電極に体組織や心膜Aが接触している場合と、電極が心膜腔E内に入って空間に配される場合とで生体インピーダンスが変化するので、圧力の場合と同様にして、生体インピーダンスの変化が検出された時点で、相対移動モードから保護モードに自動で切り替えることができる。
【0052】
また、例えば、
図12に示す例において、センサ13として、先方に光を照射し、散乱して戻る光を生体情報として検出する光センサを採用してもよい。
穿刺針5によって、体組織や心膜Aを穿孔中の場合、組織から戻る散乱光の強度は高いが、穿刺針5によって心膜Aが貫通された時点で、光は広い心膜腔E内に照射されることになるため、検出される反射光の強度は低下する。したがって、光センサによって検出される光の強度が低下した時点で、相対移動モードから保護モードに自動で切り替えることができる。
【0053】
また、例えば、
図1に示す例において、穿刺針5を導電性の材料により構成し、穿刺針5に心電位計を接続することにより、心電位を検出するための電極として穿刺針5を利用してもよい。
穿刺針5が心膜Aに接触すると比較的大きな電流が流れるために、検出される心電位が大きく変化する。したがって、この心電位の変化を検出することにより、穿刺針5が心膜Aに接触したと判定できる。すなわち、心電位の変化の検出により、穿刺モードから相対移動モードへの自動切替を行うことができる。
【0054】
また、保護部材6の内孔6aを介した圧力の検出に代えて、圧力室7e内の圧力変動を圧力センサによって検出したり、穿刺針5を介して伝達される穿刺抵抗をロードセル(図示略)によって検出したりすることにより、穿刺時に穿刺針5にかかる力を直接検出し、動作モードの切り替えに利用してもよい。すなわち、穿刺針5を突出させた状態で、体組織に穿孔しているときには、圧力室7e内の圧力や穿刺針5に加わる穿刺抵抗は高い値となるが、心膜Aを貫通したときに低下する。
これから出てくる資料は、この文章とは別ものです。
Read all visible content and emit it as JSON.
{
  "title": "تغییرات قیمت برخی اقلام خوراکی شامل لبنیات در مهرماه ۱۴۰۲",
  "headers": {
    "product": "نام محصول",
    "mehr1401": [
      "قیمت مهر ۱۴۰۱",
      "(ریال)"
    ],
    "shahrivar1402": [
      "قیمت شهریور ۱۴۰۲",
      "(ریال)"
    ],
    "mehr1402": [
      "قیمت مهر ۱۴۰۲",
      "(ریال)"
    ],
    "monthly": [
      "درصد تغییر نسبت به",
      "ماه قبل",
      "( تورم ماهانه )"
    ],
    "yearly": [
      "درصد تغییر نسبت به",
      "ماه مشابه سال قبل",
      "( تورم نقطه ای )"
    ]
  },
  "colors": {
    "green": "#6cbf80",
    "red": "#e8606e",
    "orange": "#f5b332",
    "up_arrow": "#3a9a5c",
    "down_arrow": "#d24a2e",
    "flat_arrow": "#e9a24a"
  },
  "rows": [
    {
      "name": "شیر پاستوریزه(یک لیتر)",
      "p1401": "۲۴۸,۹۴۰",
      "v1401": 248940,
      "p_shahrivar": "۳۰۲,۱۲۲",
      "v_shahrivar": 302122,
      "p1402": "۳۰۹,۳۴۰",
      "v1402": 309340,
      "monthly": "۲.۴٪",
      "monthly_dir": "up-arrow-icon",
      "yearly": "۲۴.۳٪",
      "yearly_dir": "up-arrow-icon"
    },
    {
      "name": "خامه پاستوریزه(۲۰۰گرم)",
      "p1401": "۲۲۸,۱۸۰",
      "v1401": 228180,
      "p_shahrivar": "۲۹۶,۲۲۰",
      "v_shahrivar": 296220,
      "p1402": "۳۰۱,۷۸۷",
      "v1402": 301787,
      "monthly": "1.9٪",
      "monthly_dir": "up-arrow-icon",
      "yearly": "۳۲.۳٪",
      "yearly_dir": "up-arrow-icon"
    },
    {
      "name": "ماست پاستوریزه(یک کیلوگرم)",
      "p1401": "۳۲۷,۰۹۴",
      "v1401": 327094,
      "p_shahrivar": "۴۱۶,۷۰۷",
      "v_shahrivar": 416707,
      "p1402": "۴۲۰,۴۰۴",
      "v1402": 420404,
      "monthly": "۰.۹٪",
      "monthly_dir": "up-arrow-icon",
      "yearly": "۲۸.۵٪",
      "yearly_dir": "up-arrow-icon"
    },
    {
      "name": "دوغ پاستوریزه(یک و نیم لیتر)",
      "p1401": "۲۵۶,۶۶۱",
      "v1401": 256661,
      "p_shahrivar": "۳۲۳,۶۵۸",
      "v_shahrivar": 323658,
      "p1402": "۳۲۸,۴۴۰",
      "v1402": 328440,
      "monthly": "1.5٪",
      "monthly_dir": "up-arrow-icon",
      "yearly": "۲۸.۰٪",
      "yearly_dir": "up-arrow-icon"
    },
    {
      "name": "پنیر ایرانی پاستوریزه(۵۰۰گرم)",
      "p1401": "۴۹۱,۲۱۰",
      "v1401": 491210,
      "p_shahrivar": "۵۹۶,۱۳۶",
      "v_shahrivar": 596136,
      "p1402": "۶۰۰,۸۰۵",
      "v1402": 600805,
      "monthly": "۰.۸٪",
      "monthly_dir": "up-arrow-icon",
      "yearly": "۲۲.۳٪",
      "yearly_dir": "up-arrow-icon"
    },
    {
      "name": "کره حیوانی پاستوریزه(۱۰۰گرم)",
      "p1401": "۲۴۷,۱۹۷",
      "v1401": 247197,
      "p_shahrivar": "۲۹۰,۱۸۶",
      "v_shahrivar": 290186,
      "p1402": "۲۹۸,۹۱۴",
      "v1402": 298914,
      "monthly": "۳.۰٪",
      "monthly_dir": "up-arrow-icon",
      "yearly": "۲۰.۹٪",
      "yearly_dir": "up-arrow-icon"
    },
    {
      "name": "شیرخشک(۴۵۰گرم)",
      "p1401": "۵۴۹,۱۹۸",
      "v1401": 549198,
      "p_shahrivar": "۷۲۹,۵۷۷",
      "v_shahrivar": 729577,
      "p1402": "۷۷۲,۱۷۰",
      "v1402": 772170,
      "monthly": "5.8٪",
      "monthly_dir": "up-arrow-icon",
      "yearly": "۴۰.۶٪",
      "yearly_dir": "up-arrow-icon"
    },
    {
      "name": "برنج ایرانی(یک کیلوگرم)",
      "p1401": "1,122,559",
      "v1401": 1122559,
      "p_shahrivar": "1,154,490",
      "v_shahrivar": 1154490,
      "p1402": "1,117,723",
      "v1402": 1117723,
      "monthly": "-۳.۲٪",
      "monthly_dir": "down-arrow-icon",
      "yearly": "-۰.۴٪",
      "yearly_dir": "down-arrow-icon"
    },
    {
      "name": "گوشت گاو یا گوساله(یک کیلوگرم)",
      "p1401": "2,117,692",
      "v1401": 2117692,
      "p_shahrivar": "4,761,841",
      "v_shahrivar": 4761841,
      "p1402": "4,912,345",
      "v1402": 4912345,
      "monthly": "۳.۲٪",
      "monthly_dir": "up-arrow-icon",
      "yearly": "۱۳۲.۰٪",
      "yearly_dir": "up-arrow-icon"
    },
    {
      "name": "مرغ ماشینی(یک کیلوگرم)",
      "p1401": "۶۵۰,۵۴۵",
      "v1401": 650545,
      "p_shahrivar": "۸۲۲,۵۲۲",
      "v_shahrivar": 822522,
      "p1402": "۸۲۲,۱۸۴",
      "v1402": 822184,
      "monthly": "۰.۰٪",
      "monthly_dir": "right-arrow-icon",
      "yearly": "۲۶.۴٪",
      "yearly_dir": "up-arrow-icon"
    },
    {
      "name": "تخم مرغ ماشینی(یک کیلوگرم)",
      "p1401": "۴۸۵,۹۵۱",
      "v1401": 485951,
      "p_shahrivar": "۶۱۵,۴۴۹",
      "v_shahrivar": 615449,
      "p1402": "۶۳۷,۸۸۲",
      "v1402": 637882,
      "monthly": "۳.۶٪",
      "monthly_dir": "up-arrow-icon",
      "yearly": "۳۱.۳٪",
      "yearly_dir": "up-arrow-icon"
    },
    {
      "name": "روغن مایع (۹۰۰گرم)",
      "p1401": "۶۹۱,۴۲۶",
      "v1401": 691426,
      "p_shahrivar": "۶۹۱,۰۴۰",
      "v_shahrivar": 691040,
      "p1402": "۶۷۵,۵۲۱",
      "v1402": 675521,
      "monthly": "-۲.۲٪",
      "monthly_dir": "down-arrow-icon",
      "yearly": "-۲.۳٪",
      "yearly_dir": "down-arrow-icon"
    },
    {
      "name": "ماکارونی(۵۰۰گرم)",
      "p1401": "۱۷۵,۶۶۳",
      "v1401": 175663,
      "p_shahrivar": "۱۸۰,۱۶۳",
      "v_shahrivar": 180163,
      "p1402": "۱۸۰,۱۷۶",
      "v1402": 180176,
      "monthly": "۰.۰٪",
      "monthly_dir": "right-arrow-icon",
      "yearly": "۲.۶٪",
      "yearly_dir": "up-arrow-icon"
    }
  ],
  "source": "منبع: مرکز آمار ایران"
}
したがって、この圧力低下や穿刺抵抗の低下が検出された場合に、動作モードを保護モードに自動的に切り替えることにすればよい。
【0055】
また、本実施形態においては、拍動組織として心臓C、膜組織として心膜Aを例示したが、これに限定されるものではない。
また、拍動情報として心電信号を例示したがこれに限定されるものではない。